Nancy Kanwisher (and Charlie)
Walther A. Rosenblith Professor of Cognitive Neuroscience
Department of Brain & Cognitive Sciences, MIT
McGovern Institute for Brain Research, MIT
I have the great privilege of working at MIT, where I get to study the human mind and brain, and to work with a wonderful and brilliant group of students and colleagues .
My scientific training is in cognitive psychology, a field that investigates how the mind works by observing its outward behavior. This is a bit like trying to understand how a car works just by making measurements as you drive it around, and by studying the behavior of cars when they break down in different ways, without ever opening the hood.

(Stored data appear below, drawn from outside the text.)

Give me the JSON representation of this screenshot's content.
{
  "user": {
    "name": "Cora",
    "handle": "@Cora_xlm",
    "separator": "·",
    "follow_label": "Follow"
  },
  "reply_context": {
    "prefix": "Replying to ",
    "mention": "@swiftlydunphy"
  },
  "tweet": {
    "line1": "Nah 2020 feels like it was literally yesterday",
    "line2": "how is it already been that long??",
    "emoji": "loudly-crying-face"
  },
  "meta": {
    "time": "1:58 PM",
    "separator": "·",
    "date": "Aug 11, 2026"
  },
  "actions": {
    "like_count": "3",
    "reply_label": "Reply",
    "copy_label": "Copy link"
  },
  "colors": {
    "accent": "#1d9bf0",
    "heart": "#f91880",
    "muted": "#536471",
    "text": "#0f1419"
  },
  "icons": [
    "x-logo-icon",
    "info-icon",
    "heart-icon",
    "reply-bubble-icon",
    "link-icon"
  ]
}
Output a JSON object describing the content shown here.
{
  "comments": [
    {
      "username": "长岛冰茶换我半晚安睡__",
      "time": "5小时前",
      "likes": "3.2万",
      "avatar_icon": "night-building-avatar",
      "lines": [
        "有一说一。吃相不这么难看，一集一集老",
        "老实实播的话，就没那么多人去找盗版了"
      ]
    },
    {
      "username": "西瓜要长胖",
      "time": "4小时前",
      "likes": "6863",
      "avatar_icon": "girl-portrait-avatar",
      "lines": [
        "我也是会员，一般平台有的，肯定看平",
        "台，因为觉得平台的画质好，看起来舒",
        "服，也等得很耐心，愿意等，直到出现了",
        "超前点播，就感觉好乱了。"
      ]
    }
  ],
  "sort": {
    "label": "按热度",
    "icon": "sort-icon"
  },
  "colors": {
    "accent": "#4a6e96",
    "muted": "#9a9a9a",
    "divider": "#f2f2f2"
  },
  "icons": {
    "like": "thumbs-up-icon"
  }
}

Great progress has been made, and the key questions have been articulated, but you have to be very clever to infer inner workings from the sparse and indirect measure of outward behavior.
When the methods first became available to functionally image the human brain in the early 80s, it blew my mind. Now we could essentially open the hood and watch the human mind in action as it perceives, thinks and remembers. (To a cognitive psychologist, this is almost like cheating.) It was another decade before I gained access to these expensive machines and got to do my own brain imaging experiment. fMRI is an astonishingly powerful tool, which has given us a window into the fundamental organization of the human mind and brain. However it also has real limitations. Its spatial and temporal resolution are lousy, and it cannot provide direct causal tests of the relationship between brain activity and behavior.

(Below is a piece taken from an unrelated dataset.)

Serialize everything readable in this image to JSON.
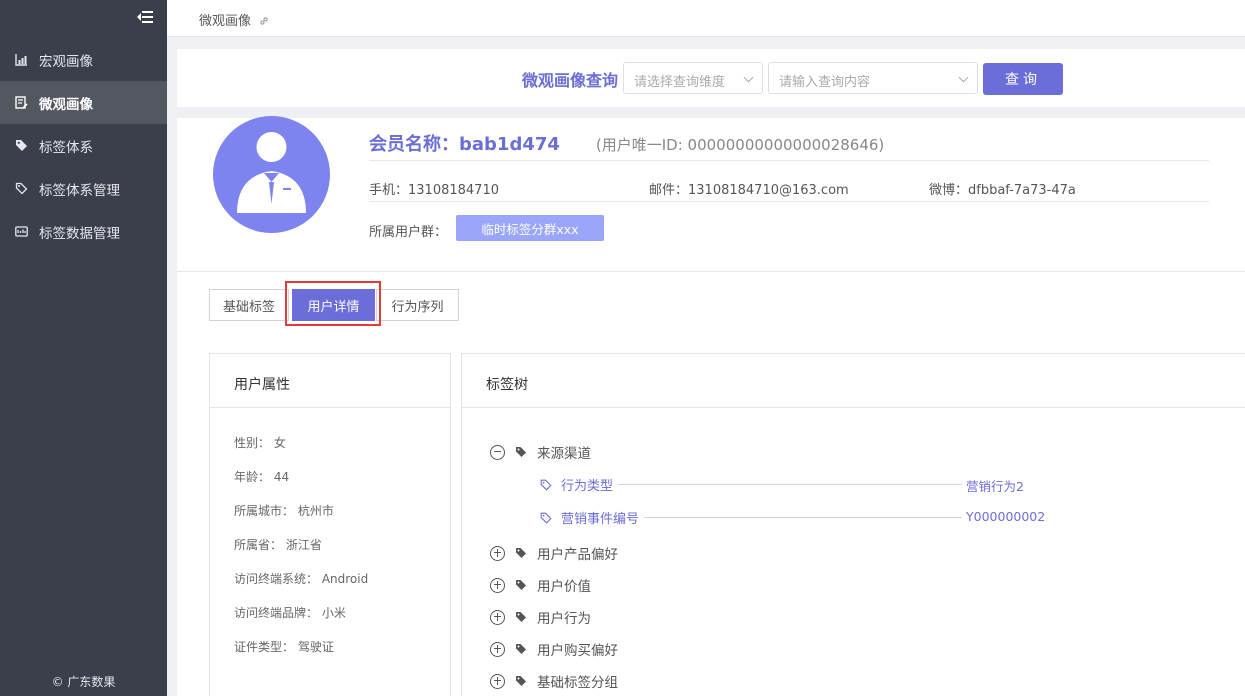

In this site, I hope to share with a broad audience some of the the progress we’ve made and the challenges we still face in the effort to understand the human mind and brain.The site is a pilot effort testing whether the format of a browsable collection of short talks is an effective way to do so. To help me to decide whether and how to improve the site, and whether to add more talks (and which ones), I would greatly appreciate your feedback here.

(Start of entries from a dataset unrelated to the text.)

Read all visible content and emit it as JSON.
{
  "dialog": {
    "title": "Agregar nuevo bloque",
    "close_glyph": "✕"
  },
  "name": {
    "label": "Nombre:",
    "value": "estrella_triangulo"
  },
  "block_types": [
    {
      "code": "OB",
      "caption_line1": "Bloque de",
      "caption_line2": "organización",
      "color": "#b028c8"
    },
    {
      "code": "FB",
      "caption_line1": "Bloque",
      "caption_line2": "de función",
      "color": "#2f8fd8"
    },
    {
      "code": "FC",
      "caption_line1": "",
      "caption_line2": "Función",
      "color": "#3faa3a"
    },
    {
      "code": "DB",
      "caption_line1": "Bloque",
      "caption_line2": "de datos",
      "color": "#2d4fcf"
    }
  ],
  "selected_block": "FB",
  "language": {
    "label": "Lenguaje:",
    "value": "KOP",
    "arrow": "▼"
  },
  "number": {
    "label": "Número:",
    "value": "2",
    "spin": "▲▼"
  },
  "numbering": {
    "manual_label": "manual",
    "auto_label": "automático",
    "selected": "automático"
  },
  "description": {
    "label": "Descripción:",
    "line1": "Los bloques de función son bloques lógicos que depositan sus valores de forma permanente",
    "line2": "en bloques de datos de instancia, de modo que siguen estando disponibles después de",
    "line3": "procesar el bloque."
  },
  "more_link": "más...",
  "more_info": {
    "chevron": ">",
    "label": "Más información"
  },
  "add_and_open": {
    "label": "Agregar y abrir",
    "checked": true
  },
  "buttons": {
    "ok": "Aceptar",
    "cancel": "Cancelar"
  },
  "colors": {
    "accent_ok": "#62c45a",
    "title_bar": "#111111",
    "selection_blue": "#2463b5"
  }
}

Note: In the past when my work has received press coverage, I get a lot of emails from people seeking my advice about brain disorders. My heart goes out to anyone stuggling with a brain disorder, which has to be one of the hardest challenges a person can face. I hope some day that the work we do in my lab will be of use in understanding and coping with brain disorders. But we are not there yet. So please know that if you have a brain disorder, it is a neurologist you need to talk to, not me. For now, the real payoff of my work is simply the thrill of a glimpse into the nature of our own minds and brains.